This is a conversation/interview originally broadcast on June 23, 2020. Ron is in good spirits, relaxed in his retirement, candid in his answers and still up on the politics of the day, sharing stories that weave through local history. For Ron Irwin, it was always in the doing.

An accomplished career in politics was just a part of the extraordinary life and times of Ron Irwin, the man honoured when Sault Ste. Marie renamed the city’s civic centre after him. In this conversation, Irwin gets into his love of sports, music, the arts, travel and family life.

Born in Sault Ste. Marie, Ontario, Irwin earned an undergraduate degree from the University of Western Ontario and a law degree from Osgoode Hall Law School of York University. While at the University of Western Ontario he joined the Sigma Kappa Sigma chapter of Delta Upsilon. From 1972 to 1974, Mr. Irwin was Mayor of Sault Ste. Marie and was elected Director of both the Ontario Municipal Association and the Federation of Canadian Municipalities. He has also held a number of positions in this community: Trustee on the Sault Ste. Marie Board of Education, Alderman and a Member of the Community Services Board, the Historical Sites Board and the Public Utilities Commission. He was a Director of the Sault Ste. Marie Museum, Director of the Chamber of Commerce, Director of the G. Verdi Lodge and President of the Sault Ste. Marie Law Association.

From 1977 to 1980, he was a member of the Canadian Radio-Television and Telecommunications Commission.

In 1980, he was first elected a Member of Parliament for Sault Ste. Marie and served as Parliamentary Secretary to the Minister of Justice and Attorney General, to the Minister of State for Social Development and to the Secretary of State for External Affairs. While Parliamentary Secretary to the then Justice Minister Jean Chrétien, he served on the Parliamentary Committee on the Constitution. Irwin was defeated in the 1984 election but returned to Parliament in the 1993 election. From 1988 to 1991 he lectured on government business relations at Lake Superior University in Michigan.

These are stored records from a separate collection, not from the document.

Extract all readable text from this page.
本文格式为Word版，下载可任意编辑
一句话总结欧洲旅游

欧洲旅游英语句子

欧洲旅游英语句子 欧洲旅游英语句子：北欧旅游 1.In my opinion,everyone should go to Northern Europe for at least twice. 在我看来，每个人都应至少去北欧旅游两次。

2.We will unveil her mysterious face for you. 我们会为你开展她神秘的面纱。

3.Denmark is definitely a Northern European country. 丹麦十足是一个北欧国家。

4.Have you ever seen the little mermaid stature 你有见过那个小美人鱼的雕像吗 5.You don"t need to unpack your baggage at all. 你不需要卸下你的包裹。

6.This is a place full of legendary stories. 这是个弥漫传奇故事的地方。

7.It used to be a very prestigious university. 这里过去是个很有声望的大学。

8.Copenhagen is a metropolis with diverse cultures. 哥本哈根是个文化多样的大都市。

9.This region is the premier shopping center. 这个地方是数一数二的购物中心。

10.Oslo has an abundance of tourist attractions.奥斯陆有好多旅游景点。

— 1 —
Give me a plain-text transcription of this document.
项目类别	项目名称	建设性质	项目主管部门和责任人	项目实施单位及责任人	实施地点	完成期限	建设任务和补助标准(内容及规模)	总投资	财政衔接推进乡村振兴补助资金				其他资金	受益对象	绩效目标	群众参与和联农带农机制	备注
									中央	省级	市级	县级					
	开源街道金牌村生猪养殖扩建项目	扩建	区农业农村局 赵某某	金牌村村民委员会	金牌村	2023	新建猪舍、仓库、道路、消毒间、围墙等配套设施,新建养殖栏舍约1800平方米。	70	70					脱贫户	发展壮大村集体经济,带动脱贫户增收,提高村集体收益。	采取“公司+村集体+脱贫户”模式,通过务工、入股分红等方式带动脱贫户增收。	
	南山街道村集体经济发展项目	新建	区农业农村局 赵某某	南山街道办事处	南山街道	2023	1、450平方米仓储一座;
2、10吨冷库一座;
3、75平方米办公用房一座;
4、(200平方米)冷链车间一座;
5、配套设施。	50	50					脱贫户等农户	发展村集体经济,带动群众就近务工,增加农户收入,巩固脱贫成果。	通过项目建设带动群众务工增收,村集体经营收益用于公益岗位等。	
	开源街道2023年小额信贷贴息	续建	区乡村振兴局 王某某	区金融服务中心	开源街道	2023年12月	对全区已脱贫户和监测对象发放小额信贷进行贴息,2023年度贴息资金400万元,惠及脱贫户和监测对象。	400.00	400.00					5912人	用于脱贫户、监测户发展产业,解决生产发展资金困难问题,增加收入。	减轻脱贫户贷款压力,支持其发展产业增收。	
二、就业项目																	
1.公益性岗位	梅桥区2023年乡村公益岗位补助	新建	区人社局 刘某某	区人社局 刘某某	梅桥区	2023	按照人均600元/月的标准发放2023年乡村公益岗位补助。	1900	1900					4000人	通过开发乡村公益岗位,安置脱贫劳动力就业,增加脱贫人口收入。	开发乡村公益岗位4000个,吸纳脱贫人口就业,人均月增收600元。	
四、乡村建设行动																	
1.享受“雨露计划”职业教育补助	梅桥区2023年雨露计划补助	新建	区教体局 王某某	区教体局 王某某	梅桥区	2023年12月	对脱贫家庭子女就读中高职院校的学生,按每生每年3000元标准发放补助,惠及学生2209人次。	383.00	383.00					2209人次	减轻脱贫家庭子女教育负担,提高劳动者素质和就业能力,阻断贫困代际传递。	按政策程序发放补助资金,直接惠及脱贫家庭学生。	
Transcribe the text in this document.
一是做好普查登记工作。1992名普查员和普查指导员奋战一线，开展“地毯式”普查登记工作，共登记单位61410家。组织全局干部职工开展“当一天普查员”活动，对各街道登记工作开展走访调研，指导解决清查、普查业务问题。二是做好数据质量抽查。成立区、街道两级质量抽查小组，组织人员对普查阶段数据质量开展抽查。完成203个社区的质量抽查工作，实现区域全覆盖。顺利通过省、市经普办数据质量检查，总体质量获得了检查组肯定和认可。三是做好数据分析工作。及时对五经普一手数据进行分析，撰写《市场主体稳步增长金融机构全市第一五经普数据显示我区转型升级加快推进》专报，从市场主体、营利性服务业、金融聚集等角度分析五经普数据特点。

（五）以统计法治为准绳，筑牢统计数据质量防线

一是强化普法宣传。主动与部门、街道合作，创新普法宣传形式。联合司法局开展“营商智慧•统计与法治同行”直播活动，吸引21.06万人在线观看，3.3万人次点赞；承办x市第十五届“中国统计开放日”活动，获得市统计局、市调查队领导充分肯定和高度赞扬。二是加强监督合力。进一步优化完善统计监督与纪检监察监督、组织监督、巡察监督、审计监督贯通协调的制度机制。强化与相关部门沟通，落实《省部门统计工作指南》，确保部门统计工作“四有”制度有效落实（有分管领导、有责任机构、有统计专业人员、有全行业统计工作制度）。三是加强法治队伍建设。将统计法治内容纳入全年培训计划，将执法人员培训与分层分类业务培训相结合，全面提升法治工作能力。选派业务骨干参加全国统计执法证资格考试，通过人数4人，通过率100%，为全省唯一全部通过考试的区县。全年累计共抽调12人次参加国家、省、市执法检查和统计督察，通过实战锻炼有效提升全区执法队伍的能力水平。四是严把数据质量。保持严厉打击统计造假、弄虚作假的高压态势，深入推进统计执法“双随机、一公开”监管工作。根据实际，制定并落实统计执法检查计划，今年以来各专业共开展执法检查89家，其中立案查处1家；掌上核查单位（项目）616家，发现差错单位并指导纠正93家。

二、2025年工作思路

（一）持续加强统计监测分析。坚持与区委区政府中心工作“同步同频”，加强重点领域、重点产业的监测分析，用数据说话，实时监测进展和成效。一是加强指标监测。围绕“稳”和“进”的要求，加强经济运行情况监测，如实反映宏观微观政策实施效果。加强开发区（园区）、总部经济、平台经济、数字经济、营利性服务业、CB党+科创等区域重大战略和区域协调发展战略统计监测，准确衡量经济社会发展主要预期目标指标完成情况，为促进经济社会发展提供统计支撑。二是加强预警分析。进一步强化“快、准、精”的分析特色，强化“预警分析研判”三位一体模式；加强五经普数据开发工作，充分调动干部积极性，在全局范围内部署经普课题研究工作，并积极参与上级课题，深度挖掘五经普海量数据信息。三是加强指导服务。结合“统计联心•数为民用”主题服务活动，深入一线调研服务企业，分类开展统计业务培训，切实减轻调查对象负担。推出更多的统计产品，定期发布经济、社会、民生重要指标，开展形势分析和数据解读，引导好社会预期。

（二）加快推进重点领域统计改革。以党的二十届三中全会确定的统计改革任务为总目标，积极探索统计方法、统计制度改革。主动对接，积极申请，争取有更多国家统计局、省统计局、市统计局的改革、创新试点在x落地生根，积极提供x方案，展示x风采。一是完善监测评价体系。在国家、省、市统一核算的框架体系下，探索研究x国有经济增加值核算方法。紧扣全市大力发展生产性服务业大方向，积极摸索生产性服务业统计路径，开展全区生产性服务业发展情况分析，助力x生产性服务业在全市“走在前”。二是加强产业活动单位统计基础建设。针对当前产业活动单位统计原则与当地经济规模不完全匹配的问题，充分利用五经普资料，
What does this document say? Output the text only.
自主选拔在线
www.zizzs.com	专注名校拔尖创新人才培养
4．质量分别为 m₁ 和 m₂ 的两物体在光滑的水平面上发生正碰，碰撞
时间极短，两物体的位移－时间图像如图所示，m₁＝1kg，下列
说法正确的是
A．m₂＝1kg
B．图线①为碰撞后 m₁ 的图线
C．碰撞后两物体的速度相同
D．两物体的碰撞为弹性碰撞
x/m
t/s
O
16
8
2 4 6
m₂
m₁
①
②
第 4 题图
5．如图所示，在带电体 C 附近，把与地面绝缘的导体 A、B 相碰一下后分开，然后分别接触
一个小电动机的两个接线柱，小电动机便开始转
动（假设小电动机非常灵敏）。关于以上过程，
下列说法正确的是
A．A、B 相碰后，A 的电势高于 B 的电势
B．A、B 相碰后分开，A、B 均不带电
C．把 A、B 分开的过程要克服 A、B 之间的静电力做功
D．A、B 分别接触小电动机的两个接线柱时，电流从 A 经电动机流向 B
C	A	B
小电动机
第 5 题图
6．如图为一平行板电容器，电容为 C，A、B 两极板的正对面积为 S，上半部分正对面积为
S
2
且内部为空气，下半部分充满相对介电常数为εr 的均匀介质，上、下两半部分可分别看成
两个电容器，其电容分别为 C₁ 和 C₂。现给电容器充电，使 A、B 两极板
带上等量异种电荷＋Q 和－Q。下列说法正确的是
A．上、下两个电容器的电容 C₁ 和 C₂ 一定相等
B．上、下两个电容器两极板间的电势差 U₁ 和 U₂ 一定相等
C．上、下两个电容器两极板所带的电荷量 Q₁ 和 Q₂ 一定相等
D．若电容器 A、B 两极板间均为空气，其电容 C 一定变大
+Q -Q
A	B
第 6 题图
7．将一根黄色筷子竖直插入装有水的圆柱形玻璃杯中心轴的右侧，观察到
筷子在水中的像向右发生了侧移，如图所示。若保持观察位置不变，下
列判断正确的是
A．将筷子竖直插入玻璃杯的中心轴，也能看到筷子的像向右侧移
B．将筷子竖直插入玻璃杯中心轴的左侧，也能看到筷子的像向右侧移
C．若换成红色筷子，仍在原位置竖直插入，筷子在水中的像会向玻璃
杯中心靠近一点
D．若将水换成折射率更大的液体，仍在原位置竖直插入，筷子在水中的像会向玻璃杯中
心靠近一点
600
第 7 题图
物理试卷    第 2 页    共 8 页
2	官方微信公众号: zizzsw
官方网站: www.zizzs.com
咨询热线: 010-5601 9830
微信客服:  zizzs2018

When the Liberals returned to power as a result of the 1993 election, Chrétien, now Prime Minister of Canada, appointed Irwin to the Cabinet as Minister of Indian Affairs and Northern Development. He retired from parliament in 1997 and served as a Personal Advisor to Prime Minister Chrétien from 1997 to 1998.

He was appointed Ambassador to Ireland in 1998, and served until 2001. In 2001, Irwin was appointed Canada’s Consul General at Boston, MA.

A recipient of the Order of Canada in 1975, Ron Irwin received various honours throughout his celebrated career.

“If I am not for myself, who is for me? And if I am only for myself, what am I? And if not now, when?”